Here are some of the financing solutions and opportunities during a recession that may be available to you.
Banks and Credit Unions
Banks and credit unions are often the first organizations that come to mind when your business needs additional funding. In periods of recession, these lending institutions will typically tighten their grip on handing out credit.
However, if you have a strong credit history and your business operates in an industry with limited exposure to financial loss, you might still be able to get funding from them. If that’s not the case, there are other options you can try.
- SBA-Guaranteed Small Business Loans
The U.S. Small Business Administration (SBA) is a federal agency that offers counseling, capital, and contracting expertise to small businesses. They have several funding programs to help you start a business, grow it, or recover from a disaster.
One of these programs are SBA-guaranteed small business loans. Businesses can get small loans worth $500 up to big loans amounting to $5.5 million from an SBA-approved lender. These loans can be used for most business purposes, such as for operating capital or to purchase long-term fixed assets.
SBA-backed loans typically have smaller down payments, lower interest rates, and longer repayment terms.
- Asset-Based Lending Options
Every business has a set of assets, or things that have value or can be used to create value. Business assets include buildings, inventory, and machinery and equipment.
Asset-based loans (ABLs) provide working capital or funds to businesses who have these fixed assets. The loans are typically structured as a revolving line of credit, where there is a maximum limit from which businesses can borrow from. Payments can be made in installments or all at once.
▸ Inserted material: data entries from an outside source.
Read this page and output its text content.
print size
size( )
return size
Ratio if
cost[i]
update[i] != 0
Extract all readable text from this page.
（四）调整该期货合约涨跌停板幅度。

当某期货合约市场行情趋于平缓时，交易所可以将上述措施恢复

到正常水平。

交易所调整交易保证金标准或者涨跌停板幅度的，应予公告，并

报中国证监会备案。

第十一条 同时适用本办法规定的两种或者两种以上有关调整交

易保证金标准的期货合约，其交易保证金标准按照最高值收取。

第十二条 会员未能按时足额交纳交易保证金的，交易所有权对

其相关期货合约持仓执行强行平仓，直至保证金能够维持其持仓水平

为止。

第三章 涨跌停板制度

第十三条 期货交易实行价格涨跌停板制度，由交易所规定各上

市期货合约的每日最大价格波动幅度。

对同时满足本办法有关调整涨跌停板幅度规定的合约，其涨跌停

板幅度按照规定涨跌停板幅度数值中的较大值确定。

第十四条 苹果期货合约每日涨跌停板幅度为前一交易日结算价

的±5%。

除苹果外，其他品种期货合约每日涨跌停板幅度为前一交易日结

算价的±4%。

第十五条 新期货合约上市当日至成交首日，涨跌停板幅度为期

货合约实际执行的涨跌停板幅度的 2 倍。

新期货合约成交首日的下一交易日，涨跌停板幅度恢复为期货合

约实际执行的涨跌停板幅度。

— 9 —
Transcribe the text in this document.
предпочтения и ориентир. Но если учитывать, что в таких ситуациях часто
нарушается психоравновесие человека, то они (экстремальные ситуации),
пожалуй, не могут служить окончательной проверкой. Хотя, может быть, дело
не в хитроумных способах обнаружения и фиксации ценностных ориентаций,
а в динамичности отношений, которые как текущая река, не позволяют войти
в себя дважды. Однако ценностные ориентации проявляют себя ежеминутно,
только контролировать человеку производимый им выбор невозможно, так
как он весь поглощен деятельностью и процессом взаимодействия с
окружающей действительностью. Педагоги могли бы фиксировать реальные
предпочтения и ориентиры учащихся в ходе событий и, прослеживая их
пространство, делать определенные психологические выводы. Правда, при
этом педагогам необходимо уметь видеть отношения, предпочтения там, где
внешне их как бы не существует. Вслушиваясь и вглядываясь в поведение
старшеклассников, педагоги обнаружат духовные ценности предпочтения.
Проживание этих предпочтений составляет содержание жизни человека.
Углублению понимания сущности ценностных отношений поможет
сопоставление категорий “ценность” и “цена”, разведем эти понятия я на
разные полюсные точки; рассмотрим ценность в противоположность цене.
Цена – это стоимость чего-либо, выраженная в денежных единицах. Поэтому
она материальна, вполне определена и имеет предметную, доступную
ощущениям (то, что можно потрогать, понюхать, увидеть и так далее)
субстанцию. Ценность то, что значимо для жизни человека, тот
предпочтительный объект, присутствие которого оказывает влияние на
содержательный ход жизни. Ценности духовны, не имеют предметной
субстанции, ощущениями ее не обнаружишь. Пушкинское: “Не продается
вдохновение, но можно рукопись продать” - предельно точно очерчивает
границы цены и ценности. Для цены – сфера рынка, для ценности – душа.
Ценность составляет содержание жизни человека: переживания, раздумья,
ABLs can be made against the value of various assets, such as inventory, machinery, equipment, accounts receivable, purchase orders, intellectual property, and owner-occupied real estate. With inventory, equipment, and other assets not being used during a recession, putting them up for appraisal to get an asset-based loan is a good way of finding good use for them.
The lenders will appraise the value of these assets to determine the loan amount, which are usually higher than what commercial banks offer, especially during a recession. In addition, the loan approval process is faster and there are fewer restrictions on how you can use the credit. Businesses can spend the money where they think they need it best to keep on operating during an economic downturn.
Invoice Factoring
Invoice factoring is the process of selling accounts receivable to a third party—the factoring company—in exchange for cash. Because it deals with accounts receivables, invoice factoring is also known as accounts receivable factoring or debt factoring.
The factoring company takes the accounts receivable as a collateral for the unpaid invoices. It then gives the business an upfront payment, which is usually a percentage of the total invoice value. The cash can be in the business’ bank account in as fast as a matter of days. So, invoice factoring can be a huge help for businesses in need of funds asap.
Once the unpaid invoices are turned over to the factoring company, they will take charge of collecting the payment from the customers of the business. Because of this, invoice factoring helps businesses focus on getting back to work and staying afloat during periods of economic slumps without worrying, albeit temporarily, about collecting accounts receivables.
Then, once customers pay their unpaid invoices, the factoring company will take a portion of the payment as a service fee. This is typically a percentage of the invoice value, around 1% to 5%. The remaining balance is given back to the business.
Funding From Investors
While it might not seem wise or prudent to start a business during a recession, there are plenty of real-life examples that this is actually possible. For instance, Uber, Square, Airbnb, Slack, and WhatsApp were all founded during or around a period of an economic slump. The investors who backed these companies are now enjoying the benefits of billion-dollar valuations.
For these investors, the strategy was to invest in early-stage startups during a recession in order to reap future exceptional returns once the market or economy has bounced back to normal.
Because it’s riskier to start a business during a recession, those who push through with their business ideas can be considered more high-quality. Plus, these startups are often innovative and adapt to the changing market conditions and/or fill the gaps left by other struggling businesses in their niche or market. What’s more, the startup valuation at this time is lower, so there’s a chance for investors to diversify their portfolio at lower prices or reduced entry costs.
- Angel Investing
Angel investors put their money into early-stage companies in exchange for equity ownership or convertible debt. According to the UNH Center for Venture Research, a typical angel investment runs less than $400,000.
- Venture Capital Funds
This is a pool of funds from different investors. General partners run this fund and choose which startups they will invest in. While they might appear similar to angel investors, venture capitalists are here to make a quick and profitable exit from a company.